US to Test Nukes on same Day UN Holds Nuke Disarmament Meeting
The United States is planning to test nuclear missiles next week on the same day that heads of states and foreign ministers from around the world are to hold a high-level meeting on nuclear disarmament at the United Nations headquarters in New York.
“Instead of honoring the significance of these dates and working in good faith to achieve nuclear disarmament, the United States has chosen to schedule two tests of its Minuteman III Intercontinental Ballistic Missile on September 22 and September 26,” Rick Wayman of the Nuclear Age Peace Foundation told the Daily Times.“We are disappointed that a test launch is scheduled for the same day as the High-Level Meeting on nuclear disarmament at the UN in New York,” Wayman said.
“These missiles are designed to carry nuclear warheads capable of killing thousands of times more people than the chemical weapons used in Syria,” he pointed out.

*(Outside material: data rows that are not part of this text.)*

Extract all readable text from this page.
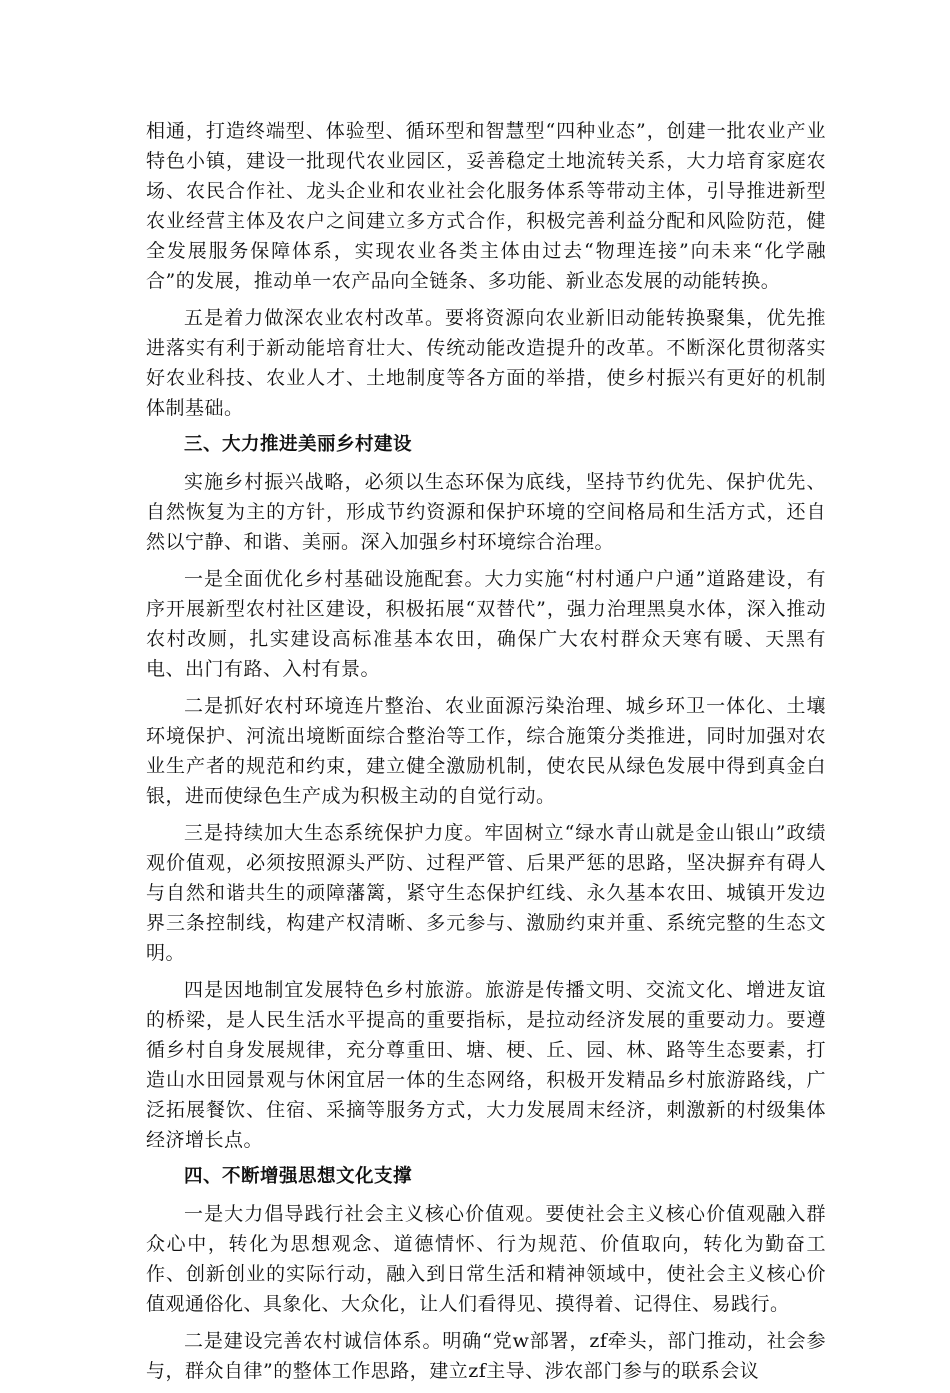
相通，打造终端型、体验型、循环型和智慧型“四种业态”，创建一批农业产业特色小镇，建设一批现代农业园区，妥善稳定土地流转关系，大力培育家庭农场、农民合作社、龙头企业和农业社会化服务体系等带动主体，引导推进新型农业经营主体及农户之间建立多方式合作，积极完善利益分配和风险防范，健全发展服务保障体系，实现农业各类主体由过去“物理连接”向未来“化学融合”的发展，推动单一农产品向全链条、多功能、新业态发展的动能转换。

五是着力做深农业农村改革。要将资源向农业新旧动能转换聚集，优先推进落实有利于新动能培育壮大、传统动能改造提升的改革。不断深化贯彻落实好农业科技、农业人才、土地制度等各方面的举措，使乡村振兴有更好的机制体制基础。

三、大力推进美丽乡村建设

实施乡村振兴战略，必须以生态环保为底线，坚持节约优先、保护优先、自然恢复为主的方针，形成节约资源和保护环境的空间格局和生活方式，还自然以宁静、和谐、美丽。深入加强乡村环境综合治理。

一是全面优化乡村基础设施配套。大力实施“村村通户户通”道路建设，有序开展新型农村社区建设，积极拓展“双替代”，强力治理黑臭水体，深入推动农村改厕，扎实建设高标准基本农田，确保广大农村群众天寒有暖、天黑有电、出门有路、入村有景。

二是抓好农村环境连片整治、农业面源污染治理、城乡环卫一体化、土壤环境保护、河流出境断面综合整治等工作，综合施策分类推进，同时加强对农业生产者的规范和约束，建立健全激励机制，使农民从绿色发展中得到真金白银，进而使绿色生产成为积极主动的自觉行动。

三是持续加大生态系统保护力度。牢固树立“绿水青山就是金山银山”政绩观价值观，必须按照源头严防、过程严管、后果严惩的思路，坚决摒弃有碍人与自然和谐共生的顽障藩篱，紧守生态保护红线、永久基本农田、城镇开发边界三条控制线，构建产权清晰、多元参与、激励约束并重、系统完整的生态文明。

四是因地制宜发展特色乡村旅游。旅游是传播文明、交流文化、增进友谊的桥梁，是人民生活水平提高的重要指标，是拉动经济发展的重要动力。要遵循乡村自身发展规律，充分尊重田、塘、梗、丘、园、林、路等生态要素，打造山水田园景观与休闲宜居一体的生态网络，积极开发精品乡村旅游路线，广泛拓展餐饮、住宿、采摘等服务方式，大力发展周末经济，刺激新的村级集体经济增长点。

四、不断增强思想文化支撑

一是大力倡导践行社会主义核心价值观。要使社会主义核心价值观融入群众心中，转化为思想观念、道德情怀、行为规范、价值取向，转化为勤奋工作、创新创业的实际行动，融入到日常生活和精神领域中，使社会主义核心价值观通俗化、具象化、大众化，让人们看得见、摸得着、记得住、易践行。

二是建设完善农村诚信体系。明确“党w部署，zf牵头，部门推动，社会参与，群众自律”的整体工作思路，建立zf主导、涉农部门参与的联系会议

Mushroom cloud from Castle Bravo, the largest nuclear test conducted by the US in the Marshall Islands
Washington has accused the government of Syrian President Bashar al-Assad of using chemical weapons in an attack near capital Damascus on August 21.

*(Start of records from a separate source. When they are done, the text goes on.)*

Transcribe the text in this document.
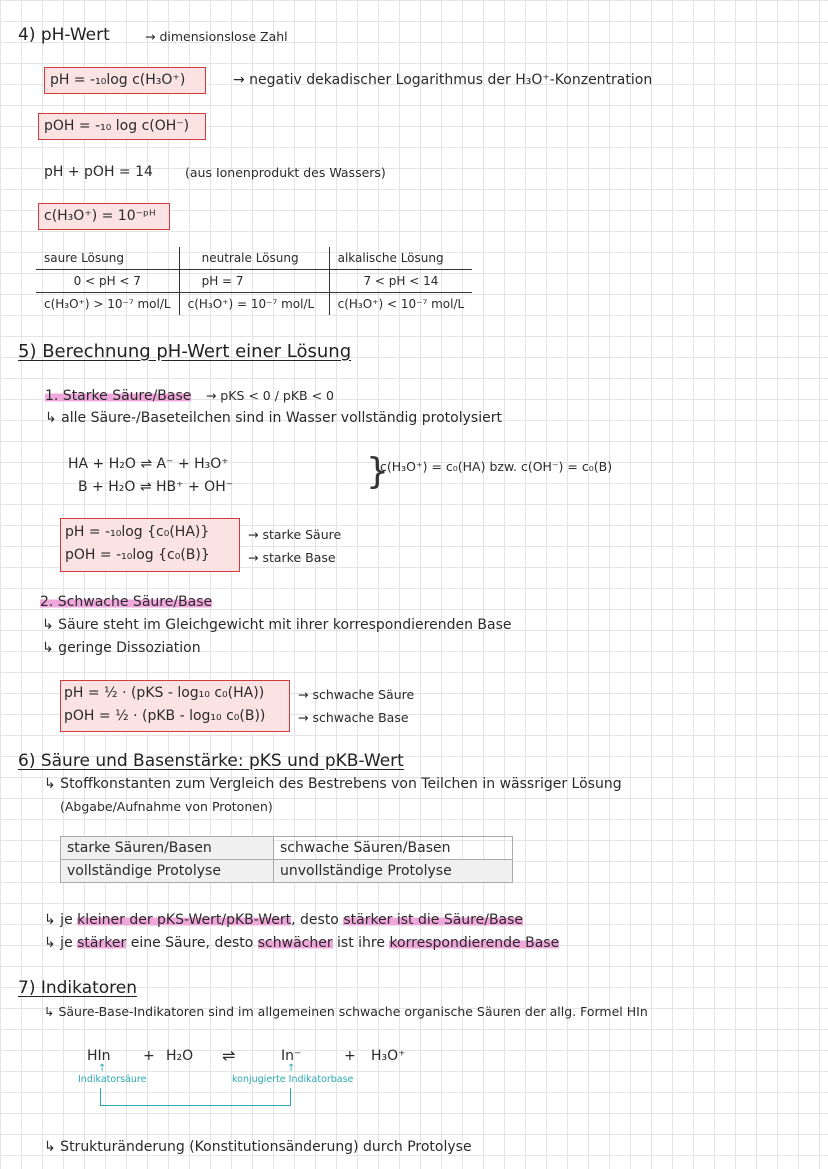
4) pH-Wert	→ dimensionslose Zahl
pH = -₁₀log c(H₃O⁺)	→ negativ dekadischer Logarithmus der H₃O⁺-Konzentration
pOH = -₁₀ log c(OH⁻)
pH + pOH = 14	(aus Ionenprodukt des Wassers)
c(H₃O⁺) = 10⁻ᵖᴴ
saure Lösung	neutrale Lösung	alkalische Lösung
0 < pH < 7	pH = 7	7 < pH < 14
c(H₃O⁺) > 10⁻⁷ mol/L	c(H₃O⁺) = 10⁻⁷ mol/L	c(H₃O⁺) < 10⁻⁷ mol/L
5) Berechnung pH-Wert einer Lösung
1. Starke Säure/Base → pKS < 0 / pKB < 0
↳ alle Säure-/Baseteilchen sind in Wasser vollständig protolysiert
HA + H₂O ⇌ A⁻ + H₃O⁺
B + H₂O ⇌ HB⁺ + OH⁻	}
c(H₃O⁺) = c₀(HA) bzw. c(OH⁻) = c₀(B)
pH = -₁₀log {c₀(HA)}
pOH = -₁₀log {c₀(B)}
→ starke Säure
→ starke Base
2. Schwache Säure/Base
↳ Säure steht im Gleichgewicht mit ihrer korrespondierenden Base
↳ geringe Dissoziation
pH = ½ · (pKS - log₁₀ c₀(HA))
pOH = ½ · (pKB - log₁₀ c₀(B))
→ schwache Säure
→ schwache Base
6) Säure und Basenstärke: pKS und pKB-Wert
↳ Stoffkonstanten zum Vergleich des Bestrebens von Teilchen in wässriger Lösung
(Abgabe/Aufnahme von Protonen)
starke Säuren/Basen	schwache Säuren/Basen
vollständige Protolyse	unvollständige Protolyse
↳ je kleiner der pKS-Wert/pKB-Wert, desto stärker ist die Säure/Base
↳ je stärker eine Säure, desto schwächer ist ihre korrespondierende Base
7) Indikatoren
↳ Säure-Base-Indikatoren sind im allgemeinen schwache organische Säuren der allg. Formel HIn
HIn + H₂O ⇌	In⁻	+ H₃O⁺
↑	↑
Indikatorsäure	konjugierte Indikatorbase
↳ Strukturänderung (Konstitutionsänderung) durch Protolyse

Damascus has categorically rejected the allegations and even Obama’s top aide, White House chief of staff Denis McDonough, admitted that Washington’s claims were based on a “common-sense test” not any “irrefutable” evidence.
Meanwhile, Russia has said it has evidence which shows militant groups operating in Syria staged the August 21 attack to incriminate the Syrian government.
As Washington plans to go ahead with its plans to test nuclear missiles next week, UN spokesperson Farhan Haq cited the UN Secretary General’s statement on the issue which said, “We should all remember the terrible toll of nuclear tests.”
The US is the only country in the world that has used atomic bombs in war. US atomic bombs were dropped on Hiroshima and Nagasaki in Japan in August 1945.
Last year in September, it was reported that the US government was planning to undertake the costliest modernization of its nuclear arsenal in history.